Board game or chaupar is a very similar but more skilful, complex and older game called Chausar, There are no standard rules, but Masters Games has compiled a typical set of rules that should be enjoyable. Play is the same as Dus Pachisi with the following differences:
Three long dice are used instead of cowry shells. Each long die has 1 and 6 on opposing faces and 2 and 5 (or sometimes 3 and 4) on the other faces. There are no graces or extra throws. Castle squares are absent or, if played upon a Pachisi board, are ignored. Pieces start on specific squares instead of the Charkoni although captured pieces are returned to the Charkoni. To prepare to start the game, position each set of four pieces on squares 6, 7, 23 and 24 from the Charkoni.

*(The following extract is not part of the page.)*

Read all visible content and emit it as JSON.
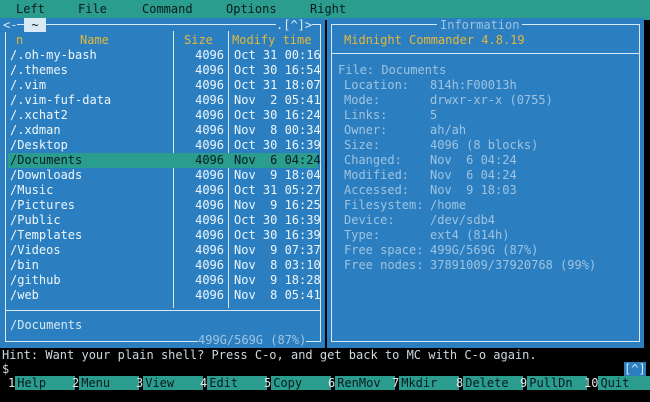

Pieces can be melded together to form “super-pieces”. If two pieces of the same shade land on the same space, then those pieces are lumped together and thereafter play as a single piece with double the power. Triple and quadruple pieces can be formed in the same way. Conglomerate pieces move using the throw of the dice as if they were a single piece. However, a double piece can only be captured by a double, triple or quadruple piece, a triple piece is only vulnerable to a triple or quadruple piece and a quadruple piece can only be captured by another quadruple piece. Each throw can be split into its constituent parts and shared across the pieces. For instance, if a 1, 2 and 6 is thrown, a player might choose to move one piece 9 squares or three pieces 1, 2 and 6 squares respectively. It would also be possible to move a piece 2 squares to form a double piece and then move the double piece 7 further squares, for instance.
A throw cannot be passed in whole or part unless a player cannot move. An exact throw is required for a piece to get home. All the blacks must be got home before a yellow piece can go home. All the reds must be got home before a green piece can go home.
According to a Bradshaw Foundation article, several main periods were determined, including 12 styles in the rock art paintings at Chaturbhuj Nala sites. Styles 1 and 2 belong to the Upper Palaeolithic, down to about 12,000 BP. Styles 3 to 5 cover the period from the early to the late Mesolithic (from roughly 12,000 to 6,000 BP). Style 6 covers the transition between Mesolithic and Chalcolithic (about 6,000 to 5,000/4,000 BP), with a simplification of the images. Styles 7 to 12 would belong to the early, middle and late Historic period.
Chaturbhuj Nala rock art site provides an invaluable record of the cultural beliefs and practices of the local people of ancient India.